Spyware Tools from NSO and Intellexa Used in Russian Government Hacks

Google has just revealed that Russian government hackers have been actively using exploits identical or closely similar to those created by spyware makers Intellexa and NSO Group. The significance of this lies in the fact that it emphasizes that exploits developed by commercial spyware vendors present dangers if they fall into the hands of malicious actors, including nation-state hackers. How exactly it was that the Russian government came to possess these exploits is not known, but it all calls into serious question the larger issue of the possible misuse of such tools for espionage and other acts of malice. The hacking group, known as APT29, is commonly linked to Russia’s SVR Foreign Intelligence service.

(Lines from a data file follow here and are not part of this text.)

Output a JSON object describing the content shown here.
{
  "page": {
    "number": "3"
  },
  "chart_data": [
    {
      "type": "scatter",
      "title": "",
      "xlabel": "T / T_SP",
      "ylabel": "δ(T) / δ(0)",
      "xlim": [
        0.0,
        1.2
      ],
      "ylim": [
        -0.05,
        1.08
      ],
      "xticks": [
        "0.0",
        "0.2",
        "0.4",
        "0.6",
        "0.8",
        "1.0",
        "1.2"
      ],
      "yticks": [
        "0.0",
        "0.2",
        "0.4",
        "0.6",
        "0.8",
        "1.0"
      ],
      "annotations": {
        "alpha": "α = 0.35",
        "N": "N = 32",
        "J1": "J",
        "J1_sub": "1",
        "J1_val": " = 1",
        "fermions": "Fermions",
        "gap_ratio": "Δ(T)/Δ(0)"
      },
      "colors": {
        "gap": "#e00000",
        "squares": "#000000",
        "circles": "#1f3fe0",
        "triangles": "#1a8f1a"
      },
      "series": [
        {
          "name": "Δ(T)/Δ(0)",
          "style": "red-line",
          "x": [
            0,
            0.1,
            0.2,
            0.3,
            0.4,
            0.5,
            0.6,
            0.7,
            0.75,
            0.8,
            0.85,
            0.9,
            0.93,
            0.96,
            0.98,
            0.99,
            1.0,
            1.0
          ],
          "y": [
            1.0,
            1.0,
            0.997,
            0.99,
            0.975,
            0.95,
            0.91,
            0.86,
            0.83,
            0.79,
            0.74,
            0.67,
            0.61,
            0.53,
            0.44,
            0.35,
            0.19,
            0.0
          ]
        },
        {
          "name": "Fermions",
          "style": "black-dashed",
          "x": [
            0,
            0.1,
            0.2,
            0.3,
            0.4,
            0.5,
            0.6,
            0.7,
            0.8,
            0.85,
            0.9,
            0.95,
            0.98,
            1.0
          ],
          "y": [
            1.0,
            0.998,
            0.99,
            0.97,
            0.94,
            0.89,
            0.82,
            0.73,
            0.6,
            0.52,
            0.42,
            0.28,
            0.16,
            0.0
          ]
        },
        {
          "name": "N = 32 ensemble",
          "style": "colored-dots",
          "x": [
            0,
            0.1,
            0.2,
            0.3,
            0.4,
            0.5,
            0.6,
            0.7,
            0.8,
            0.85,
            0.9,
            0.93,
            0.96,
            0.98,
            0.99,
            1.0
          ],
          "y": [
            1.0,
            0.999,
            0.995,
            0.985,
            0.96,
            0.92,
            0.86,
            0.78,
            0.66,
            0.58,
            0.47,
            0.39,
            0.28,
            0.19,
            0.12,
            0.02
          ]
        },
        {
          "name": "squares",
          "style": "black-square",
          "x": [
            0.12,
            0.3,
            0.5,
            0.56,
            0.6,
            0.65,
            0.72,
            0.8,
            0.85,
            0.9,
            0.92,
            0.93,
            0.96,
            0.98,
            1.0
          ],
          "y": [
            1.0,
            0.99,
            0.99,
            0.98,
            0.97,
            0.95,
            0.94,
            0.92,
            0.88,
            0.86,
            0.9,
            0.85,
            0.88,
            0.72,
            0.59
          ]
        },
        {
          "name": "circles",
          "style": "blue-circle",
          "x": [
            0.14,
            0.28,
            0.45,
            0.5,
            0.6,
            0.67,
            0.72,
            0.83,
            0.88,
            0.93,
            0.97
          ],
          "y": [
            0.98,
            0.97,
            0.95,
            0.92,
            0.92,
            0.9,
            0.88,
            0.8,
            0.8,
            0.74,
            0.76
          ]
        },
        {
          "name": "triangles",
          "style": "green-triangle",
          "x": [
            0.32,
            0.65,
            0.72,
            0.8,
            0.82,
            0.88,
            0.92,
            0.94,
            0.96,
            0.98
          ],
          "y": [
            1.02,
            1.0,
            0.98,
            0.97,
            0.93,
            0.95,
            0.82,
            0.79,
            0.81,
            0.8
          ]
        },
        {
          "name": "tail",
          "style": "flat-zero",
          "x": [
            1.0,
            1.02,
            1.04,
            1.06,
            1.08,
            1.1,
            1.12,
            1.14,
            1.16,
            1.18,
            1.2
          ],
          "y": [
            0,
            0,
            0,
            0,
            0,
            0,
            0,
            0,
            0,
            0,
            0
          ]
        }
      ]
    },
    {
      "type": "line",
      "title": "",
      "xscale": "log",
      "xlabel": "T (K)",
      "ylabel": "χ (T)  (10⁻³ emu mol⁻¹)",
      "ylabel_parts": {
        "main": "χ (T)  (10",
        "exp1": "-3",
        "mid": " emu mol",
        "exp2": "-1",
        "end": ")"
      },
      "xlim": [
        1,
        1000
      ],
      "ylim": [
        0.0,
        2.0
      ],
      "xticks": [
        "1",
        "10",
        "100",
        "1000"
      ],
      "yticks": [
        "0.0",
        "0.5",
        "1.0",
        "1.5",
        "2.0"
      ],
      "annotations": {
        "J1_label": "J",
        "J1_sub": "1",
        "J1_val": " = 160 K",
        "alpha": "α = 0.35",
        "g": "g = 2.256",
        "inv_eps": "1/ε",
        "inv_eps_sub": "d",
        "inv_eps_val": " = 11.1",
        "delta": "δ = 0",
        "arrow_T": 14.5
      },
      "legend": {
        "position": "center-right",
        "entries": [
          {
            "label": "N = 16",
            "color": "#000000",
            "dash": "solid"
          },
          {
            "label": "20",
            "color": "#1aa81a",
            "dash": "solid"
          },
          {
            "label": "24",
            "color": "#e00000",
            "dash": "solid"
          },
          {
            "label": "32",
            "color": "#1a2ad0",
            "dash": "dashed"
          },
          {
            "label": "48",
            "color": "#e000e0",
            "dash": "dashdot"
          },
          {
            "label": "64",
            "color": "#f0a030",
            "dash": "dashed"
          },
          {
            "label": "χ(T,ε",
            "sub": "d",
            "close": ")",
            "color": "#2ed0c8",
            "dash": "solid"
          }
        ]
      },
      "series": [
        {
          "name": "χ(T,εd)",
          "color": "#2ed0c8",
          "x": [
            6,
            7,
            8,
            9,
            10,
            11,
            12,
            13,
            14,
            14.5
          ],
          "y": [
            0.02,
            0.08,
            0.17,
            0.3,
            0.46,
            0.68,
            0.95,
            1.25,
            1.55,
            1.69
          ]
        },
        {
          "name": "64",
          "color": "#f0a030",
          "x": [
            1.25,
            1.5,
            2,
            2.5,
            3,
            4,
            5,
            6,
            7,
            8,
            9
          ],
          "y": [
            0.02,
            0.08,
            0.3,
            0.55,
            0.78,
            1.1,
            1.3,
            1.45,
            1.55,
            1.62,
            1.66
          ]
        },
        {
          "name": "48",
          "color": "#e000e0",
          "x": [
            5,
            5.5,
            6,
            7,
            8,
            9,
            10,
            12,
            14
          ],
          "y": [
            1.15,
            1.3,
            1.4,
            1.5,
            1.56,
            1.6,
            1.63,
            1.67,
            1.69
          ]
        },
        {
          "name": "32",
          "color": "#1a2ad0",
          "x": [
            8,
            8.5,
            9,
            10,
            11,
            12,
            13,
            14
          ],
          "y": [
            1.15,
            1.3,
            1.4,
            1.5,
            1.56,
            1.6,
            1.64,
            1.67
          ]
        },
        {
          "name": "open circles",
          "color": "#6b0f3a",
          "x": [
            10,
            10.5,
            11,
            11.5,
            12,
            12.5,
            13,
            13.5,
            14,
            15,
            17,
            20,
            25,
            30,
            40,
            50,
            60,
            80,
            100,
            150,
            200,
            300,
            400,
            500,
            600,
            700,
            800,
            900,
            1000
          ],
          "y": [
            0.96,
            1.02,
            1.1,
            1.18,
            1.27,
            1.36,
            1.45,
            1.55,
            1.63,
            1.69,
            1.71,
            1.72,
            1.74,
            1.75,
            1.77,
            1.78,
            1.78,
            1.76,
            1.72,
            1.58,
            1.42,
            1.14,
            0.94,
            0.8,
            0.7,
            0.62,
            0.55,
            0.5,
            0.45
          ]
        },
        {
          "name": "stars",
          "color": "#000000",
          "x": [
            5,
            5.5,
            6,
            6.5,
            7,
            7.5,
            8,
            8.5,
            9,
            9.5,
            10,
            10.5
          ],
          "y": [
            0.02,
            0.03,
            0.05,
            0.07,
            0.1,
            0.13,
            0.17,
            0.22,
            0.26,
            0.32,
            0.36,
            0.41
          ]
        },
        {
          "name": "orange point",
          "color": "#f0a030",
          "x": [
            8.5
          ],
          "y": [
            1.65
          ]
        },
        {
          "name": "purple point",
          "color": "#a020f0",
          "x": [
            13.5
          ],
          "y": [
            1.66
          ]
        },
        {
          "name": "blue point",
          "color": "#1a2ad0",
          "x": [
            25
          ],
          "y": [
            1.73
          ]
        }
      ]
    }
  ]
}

This is part of a fairly well-documented history of APT29 cyber espionage campaigns against high-profile organizations, including technology titans such as Microsoft and SolarWinds, among others, and numerous foreign governments. This is part of a campaign with some similarity to earlier ones that have been linked to APT29, which has involved the implantation of exploit code within websites belonging to the Mongolian government. Visitors to the infected websites, including those related to foreign and military affairs, between November 2023 and July 2024 ran the risk of having their devices compromised and their data being stolen in what is referred to as a “watering hole” attack. The vulnerabilities exploited in this campaign had already been addressed in updates for the Safari browser on iPhones and Google Chrome on Android devices.

There are still unpatched devices, suggesting the existence of a threat from out-of-date software. In this regard, with relation to iPhones and iPads, attacks were executed through Safari in the stealing of user cookies that could later be used to access their email accounts with the Mongolian government. Android users are exposed to a dual-exploit attack that is meant to steal Chrome browser cookies to support a similar unauthorized access. Google’s Threat Analysis Group (TAG), led by security researcher Clement Lecigne, identified a strong link between the exploit code used in this campaign and that previously observed in a 2021 operation by APT29.

This link has provoked Google to attribute the attack to that single group, raising suspicion that even the exploit code came from sources linked with Intellexa and NSO Group. What gives him pause is not so much the reuse of such advanced exploit code, but how those tools were acquired in the first place—whether by purchase, theft, or some other method. After all, technologies by NSO Group and Intellexa are typically sold to vetted government agencies only. To this day, Lecigne is clueless as to how Russian hackers could have possibly purchased the use of these exploits, although he outlines several theories—ranging from the potential that the code had been purchased post-patch to the possibility of having been stolen from another customer.

NSO Group, responding to inquiries about the case, would neither confirm selling their products to Russia nor detail which government entities it contracts with. However, the incident underscores the risks involved in using such powerful cyber tools. In response to this, Google said it’s time for its users to promptly patch the software to avoid being victims of similar attack. They also said that iPhone and iPad users with Lockdown Mode turned on were not vulnerable to the attack, regardless of whether they were running the software versions that contained the exploit.